Study for Caritas, 1993
Like The Artist in Her Studio, the large painting Caritas, 1993–94, is a major work completed by Rego after her time as the first Associate Artist and the National Gallery. This study, like the painting, is set in a wooded Portuguese landscape. At its centre, an older man sucks on the breast of a younger woman. Caritas, meaning ‘charity’ in Latin, clearly refers to the story of Roman Charity, or the Caritas Romana, in which a young woman, Pero, secretly breastfeeds her starving father, Cimon, in prison – a subject found in the Western canon as early as the sixteenth century, with famous subsequent examples by the likes of Rubens and Caravaggio. Rego broadens the scene and enriches the theme, building a complex narrative around ideas of fecundity and harshness, sustenance and depravation – moral, physical, and spiritual.
The Ferry Girl I, 1992
‘One hopes that once a person is looking in the picture, other things will come out that I’m not even aware of.’— Paula Rego
In 1992 Rego spent several months working in the Parque Marechal Carmona, Cascais (a park she used to visit as a child and loved), drawing and painting a series of pen and ink works on paper (the largest of which is now in the Portuguese Embassy in London).

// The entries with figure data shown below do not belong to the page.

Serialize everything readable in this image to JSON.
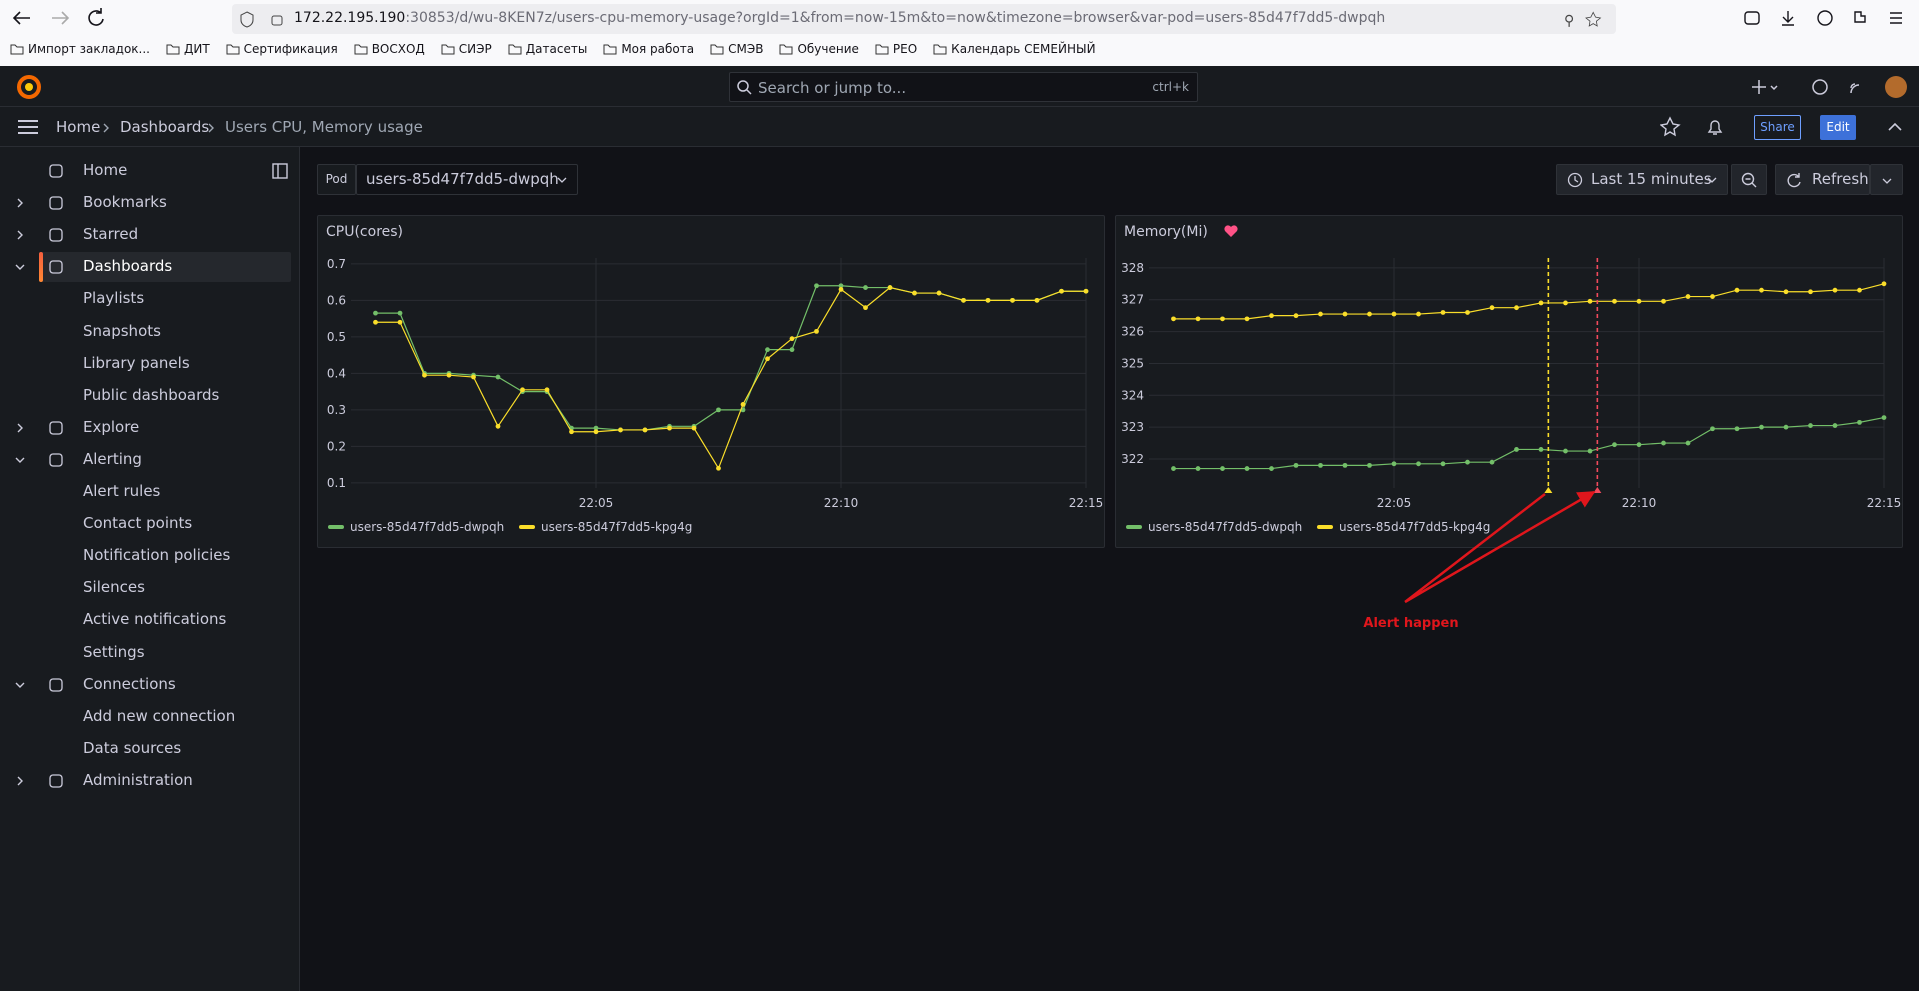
{
  "browser": {
    "url_host": "172.22.195.190",
    "url_rest": ":30853/d/wu-8KEN7z/users-cpu-memory-usage?orgId=1&from=now-15m&to=now&timezone=browser&var-pod=users-85d47f7dd5-dwpqh",
    "bookmarks": [
      "Импорт закладок...",
      "ДИТ",
      "Сертификация",
      "ВОСХОД",
      "СИЭР",
      "Датасеты",
      "Моя работа",
      "СМЭВ",
      "Обучение",
      "РЕО",
      "Календарь СЕМЕЙНЫЙ"
    ]
  },
  "header": {
    "search": "Search or jump to...",
    "shortcut": "ctrl+k"
  },
  "breadcrumbs": [
    "Home",
    "Dashboards",
    "Users CPU, Memory usage"
  ],
  "actions": {
    "share": "Share",
    "edit": "Edit"
  },
  "sidebar": [
    {
      "label": "Home"
    },
    {
      "label": "Bookmarks",
      "expanded": false
    },
    {
      "label": "Starred",
      "expanded": false
    },
    {
      "label": "Dashboards",
      "expanded": true,
      "active": true
    },
    {
      "label": "Playlists",
      "child": true
    },
    {
      "label": "Snapshots",
      "child": true
    },
    {
      "label": "Library panels",
      "child": true
    },
    {
      "label": "Public dashboards",
      "child": true
    },
    {
      "label": "Explore",
      "expanded": false
    },
    {
      "label": "Alerting",
      "expanded": true
    },
    {
      "label": "Alert rules",
      "child": true
    },
    {
      "label": "Contact points",
      "child": true
    },
    {
      "label": "Notification policies",
      "child": true
    },
    {
      "label": "Silences",
      "child": true
    },
    {
      "label": "Active notifications",
      "child": true
    },
    {
      "label": "Settings",
      "child": true
    },
    {
      "label": "Connections",
      "expanded": true
    },
    {
      "label": "Add new connection",
      "child": true
    },
    {
      "label": "Data sources",
      "child": true
    },
    {
      "label": "Administration",
      "expanded": false
    }
  ],
  "toolbar": {
    "variable_label": "Pod",
    "variable_value": "users-85d47f7dd5-dwpqh",
    "time_range": "Last 15 minutes",
    "refresh": "Refresh"
  },
  "panels": [
    {
      "type": "line",
      "title": "CPU(cores)",
      "x": [
        0.5,
        1,
        1.5,
        2,
        2.5,
        3,
        3.5,
        4,
        4.5,
        5,
        5.5,
        6,
        6.5,
        7,
        7.5,
        8,
        8.5,
        9,
        9.5,
        10,
        10.5,
        11,
        11.5,
        12,
        12.5,
        13,
        13.5,
        14,
        14.5,
        15
      ],
      "xlim": [
        0,
        15
      ],
      "xticks": [
        {
          "value": 5,
          "label": "22:05"
        },
        {
          "value": 10,
          "label": "22:10"
        },
        {
          "value": 15,
          "label": "22:15"
        }
      ],
      "ylim": [
        0.086,
        0.716
      ],
      "yticks": [
        0.1,
        0.2,
        0.3,
        0.4,
        0.5,
        0.6,
        0.7
      ],
      "grid": true,
      "series": [
        {
          "name": "users-85d47f7dd5-dwpqh",
          "color": "#73bf69",
          "values": [
            0.565,
            0.565,
            0.4,
            0.4,
            0.395,
            0.39,
            0.35,
            0.35,
            0.25,
            0.25,
            0.245,
            0.245,
            0.255,
            0.255,
            0.3,
            0.3,
            0.465,
            0.465,
            0.64,
            0.64,
            0.635,
            0.635,
            0.62,
            0.62,
            0.6,
            0.6,
            0.6,
            0.6,
            0.625,
            0.625
          ]
        },
        {
          "name": "users-85d47f7dd5-kpg4g",
          "color": "#fade2a",
          "values": [
            0.54,
            0.54,
            0.395,
            0.395,
            0.39,
            0.255,
            0.355,
            0.355,
            0.24,
            0.24,
            0.245,
            0.245,
            0.25,
            0.25,
            0.14,
            0.315,
            0.44,
            0.495,
            0.515,
            0.63,
            0.58,
            0.635,
            0.62,
            0.62,
            0.6,
            0.6,
            0.6,
            0.6,
            0.625,
            0.625
          ]
        }
      ]
    },
    {
      "type": "line",
      "title": "Memory(Mi)",
      "x": [
        0.5,
        1,
        1.5,
        2,
        2.5,
        3,
        3.5,
        4,
        4.5,
        5,
        5.5,
        6,
        6.5,
        7,
        7.5,
        8,
        8.5,
        9,
        9.5,
        10,
        10.5,
        11,
        11.5,
        12,
        12.5,
        13,
        13.5,
        14,
        14.5,
        15
      ],
      "xlim": [
        0,
        15
      ],
      "xticks": [
        {
          "value": 5,
          "label": "22:05"
        },
        {
          "value": 10,
          "label": "22:10"
        },
        {
          "value": 15,
          "label": "22:15"
        }
      ],
      "ylim": [
        321.09,
        328.31
      ],
      "yticks": [
        322,
        323,
        324,
        325,
        326,
        327,
        328
      ],
      "grid": true,
      "series": [
        {
          "name": "users-85d47f7dd5-dwpqh",
          "color": "#73bf69",
          "values": [
            321.7,
            321.7,
            321.7,
            321.7,
            321.7,
            321.8,
            321.8,
            321.8,
            321.8,
            321.85,
            321.85,
            321.85,
            321.9,
            321.9,
            322.3,
            322.3,
            322.25,
            322.25,
            322.45,
            322.45,
            322.5,
            322.5,
            322.95,
            322.95,
            323.0,
            323.0,
            323.05,
            323.05,
            323.15,
            323.3
          ]
        },
        {
          "name": "users-85d47f7dd5-kpg4g",
          "color": "#fade2a",
          "values": [
            326.4,
            326.4,
            326.4,
            326.4,
            326.5,
            326.5,
            326.55,
            326.55,
            326.55,
            326.55,
            326.55,
            326.6,
            326.6,
            326.75,
            326.75,
            326.9,
            326.9,
            326.95,
            326.95,
            326.95,
            326.95,
            327.1,
            327.1,
            327.3,
            327.3,
            327.25,
            327.25,
            327.3,
            327.3,
            327.5
          ]
        }
      ],
      "annotations": [
        {
          "x": 8.15,
          "color": "#fade2a"
        },
        {
          "x": 9.15,
          "color": "#f2495c"
        }
      ]
    }
  ],
  "annotation_note": "Alert happen"
}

The series conveys a tale imagined yet with elements based in reality. In these works the park’s famous peacocks became the villainous oppressors, invaders from another land. The museum dedicated exclusively to her work – Paula Rego’s House of Stories, which opened to the public in 2009 – was built on the site opposite the park.
Study for Peter Pan and other stories, 1992
This work in watercolour and ink was made at the same time as Rego created a series of etchings and aquatints, which were published as a portfolio and also used to illustrate the Folio Society edition of Peter Pan in 1992. This fight scene, which was not reproduced in the associated portfolio, is among her most extravagant compositions.
Throughout her career, Rego has explored the world of children’s stories, often attracted to their ambiguity and double meanings, especially in terms of human relations and the relationship between the individual and the collective. Her research into this rich literary universe began in 1974, when she produced a series of illustrations dedicated to traditional Portuguese folktales. Since that time, folk and fairy tales became a fertile source of inspiration for her work and its ongoing exploration of themes of enchantment, love and seduction, power and subjugation. These tales, in turn, gain fresh meaning through articulation and in combination with stories from the artist’s own personal universe.
About the artist
Born in 1935 in Lisbon, Portugal, Dame Paula Rego RA studied at The Slade School of Fine Art from 1952 to 1956. She lives and works in London. Next year, the largest and most comprehensive retrospective of Rego’s work to date will take place at Tate Britain (16 June–24 October 2021). Current major solo exhibitions include Paula Rego: Obedience and Defiance, curated by Catherine Lampert, which travelled from MK Gallery, Milton Keynes to the Scottish National Gallery of Modern Art, Edinburgh in 2019–2020 and opened at the Irish Museum of Modern Art, Dublin in September 2020 (18 September 2020–3 January 2021). Her work is in the collections of major museums including the British Museum, London, UK; National Gallery, London, UK; National Portrait Gallery, London, UK; Tate Gallery, London, UK and the Whitworth Art Gallery, Manchester, UK. Paula Rego will have her first solo exhibition at Victoria Miro during the latter part of 2021.